Several companies and organizations that have been at the center of high-profile lawsuits regarding their policies of excluding LGBTQ people have also received Paycheck Protection Program funding.
Catholic Social Services, which received over $2 million, is at the center of a case currently before the Supreme Court. Fulton v. City of Philadelphia stems from the faith-based child welfare agency’s policy of not considering same-sex couples as potential parents for foster children.
R.G. & G.R. Harris Funeral Homes, which received more than $150,000, was part of a landmark Supreme Court case that resulted in the justices ruling that workplace discrimination based on a person’s sexual orientation or gender identity violates federal civil rights law. The Michigan funeral home’s involvement in the case stemmed from its termination of an employee after she came out as transgender. In November, the business agreed to pay $250,000 to the estate of the terminated employee, who died earlier this year, to settle the lawsuit.
Roncalli High School, which received nearly $1.8 million, was sued by two lesbian guidance counselors last year who said they were terminated when the school discovered they were married to women. The Roman Catholic Archdiocese of Indiana, which oversees the school and was also named in the women’s suits, received over $2.4 in pandemic relief funds. In response to the lawsuits, which are still active, the Indiana archdiocese told NBC News last year that it has “a constitutional right to hire leaders who support the school’s religious mission.”
Catholic Social Services, R.G. & G.R Harris Funeral Homes, Roncalli High School and Arlene’s Flowers did not respond to requests for comment.
‘Warped priorities’
Kyle Herrig, president of government watchdog Accountable.US, said it’s “shameful” that the Trump administration provided pandemic relief funds to “organizations promoting bigotry, intolerance, and hate” with “so many small businesses forced to shutter since the start of the pandemic.”
“It is hard to find a clearer example of the Trump administration’s warped priorities than allowing countless mom-and-pop shops to go under without proper relief while bailing out wealthy and well-connected anti-LGBTQ enterprises on Americans’ dime,” he said in an email.
Justin Nelson, co-founder and president of the National LGBT Chamber of Commerce, shared a similar view.
“I think it’s ridiculous,” he said, “that the Small Business Administration led by the Trump administration would put the needs of avowed anti-LGBT organizations before hardworking small-business owners.”

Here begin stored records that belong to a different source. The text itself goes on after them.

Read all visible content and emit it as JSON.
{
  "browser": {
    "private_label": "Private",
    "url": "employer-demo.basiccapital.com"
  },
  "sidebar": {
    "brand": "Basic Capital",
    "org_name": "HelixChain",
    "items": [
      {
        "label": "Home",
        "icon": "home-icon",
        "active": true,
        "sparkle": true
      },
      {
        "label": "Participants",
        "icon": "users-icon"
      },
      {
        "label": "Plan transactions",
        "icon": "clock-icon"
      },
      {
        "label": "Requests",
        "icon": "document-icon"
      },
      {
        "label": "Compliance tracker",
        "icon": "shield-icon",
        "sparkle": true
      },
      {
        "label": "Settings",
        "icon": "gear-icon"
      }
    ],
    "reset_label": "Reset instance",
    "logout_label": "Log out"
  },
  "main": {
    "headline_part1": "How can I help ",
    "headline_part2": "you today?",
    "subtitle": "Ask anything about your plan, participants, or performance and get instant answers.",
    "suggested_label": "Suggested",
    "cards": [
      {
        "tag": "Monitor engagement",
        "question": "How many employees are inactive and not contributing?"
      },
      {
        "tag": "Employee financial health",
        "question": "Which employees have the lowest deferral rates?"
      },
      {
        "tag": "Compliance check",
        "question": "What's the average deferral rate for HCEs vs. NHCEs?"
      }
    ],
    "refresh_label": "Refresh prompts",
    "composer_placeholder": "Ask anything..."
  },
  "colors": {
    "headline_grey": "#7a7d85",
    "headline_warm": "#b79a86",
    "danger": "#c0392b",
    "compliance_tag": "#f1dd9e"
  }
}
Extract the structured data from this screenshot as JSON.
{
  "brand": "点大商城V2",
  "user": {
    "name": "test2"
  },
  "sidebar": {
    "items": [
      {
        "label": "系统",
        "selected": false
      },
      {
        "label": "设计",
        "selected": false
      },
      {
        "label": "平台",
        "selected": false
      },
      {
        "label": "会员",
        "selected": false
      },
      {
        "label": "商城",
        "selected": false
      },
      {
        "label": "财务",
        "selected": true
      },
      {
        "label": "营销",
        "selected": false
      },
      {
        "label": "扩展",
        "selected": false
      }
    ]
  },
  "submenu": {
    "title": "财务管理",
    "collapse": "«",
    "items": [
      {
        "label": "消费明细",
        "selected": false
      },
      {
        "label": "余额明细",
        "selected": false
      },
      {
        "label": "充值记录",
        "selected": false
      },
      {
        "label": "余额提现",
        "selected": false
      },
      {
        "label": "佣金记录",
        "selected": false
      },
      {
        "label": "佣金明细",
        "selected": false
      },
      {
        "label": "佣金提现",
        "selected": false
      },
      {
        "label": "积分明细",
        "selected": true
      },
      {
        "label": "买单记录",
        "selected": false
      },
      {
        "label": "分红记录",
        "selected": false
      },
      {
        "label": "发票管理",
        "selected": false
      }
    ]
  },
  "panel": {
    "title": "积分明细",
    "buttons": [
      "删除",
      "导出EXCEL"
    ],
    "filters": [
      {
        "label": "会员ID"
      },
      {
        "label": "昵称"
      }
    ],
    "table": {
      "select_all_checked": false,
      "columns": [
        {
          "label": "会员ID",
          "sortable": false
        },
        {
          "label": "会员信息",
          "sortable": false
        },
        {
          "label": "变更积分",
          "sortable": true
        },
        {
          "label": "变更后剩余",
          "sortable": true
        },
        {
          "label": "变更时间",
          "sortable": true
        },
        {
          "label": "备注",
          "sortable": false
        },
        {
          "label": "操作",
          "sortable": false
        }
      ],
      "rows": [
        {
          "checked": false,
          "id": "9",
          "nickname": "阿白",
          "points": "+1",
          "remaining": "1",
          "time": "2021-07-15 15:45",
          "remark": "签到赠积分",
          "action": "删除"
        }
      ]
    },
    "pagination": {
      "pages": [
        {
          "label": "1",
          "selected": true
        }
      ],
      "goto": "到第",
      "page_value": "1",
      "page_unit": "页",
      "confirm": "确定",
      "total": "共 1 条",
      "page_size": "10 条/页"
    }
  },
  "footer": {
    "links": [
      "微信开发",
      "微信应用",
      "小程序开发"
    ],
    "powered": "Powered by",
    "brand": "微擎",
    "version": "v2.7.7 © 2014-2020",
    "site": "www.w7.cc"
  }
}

Nelson said he’s seen first hand how LGBTQ-owned small businesses have struggled during the pandemic and how many have been unable to receive government relief.
“These folks are worried about keeping the lights on,” he said. “We had a number of businesses that applied, and only a small number that received funding.”
Nelson, whose organization works with thousands of LGBTQ-owned businesses around the country, said it’s frustrating to see large, well-funded organizations with anti-LGBTQ track records collect large sums of relief funding while thousands of small businesses have had to close their doors permanently. He noted that his chamber did not apply for a Paycheck Protection Program loan so as not to take away resources from the businesses most in need.
The Small Business Administration said in a statement that it does not comment on individual borrowers or loans. An agency spokesperson said the agency designed a “robust loan review process to ensure that only eligible borrowers received loans that fully complied with the program requirements” but added that just because a loan was issued, doesn’t mean the recipient was eligible or that the loan will ultimately be forgiven.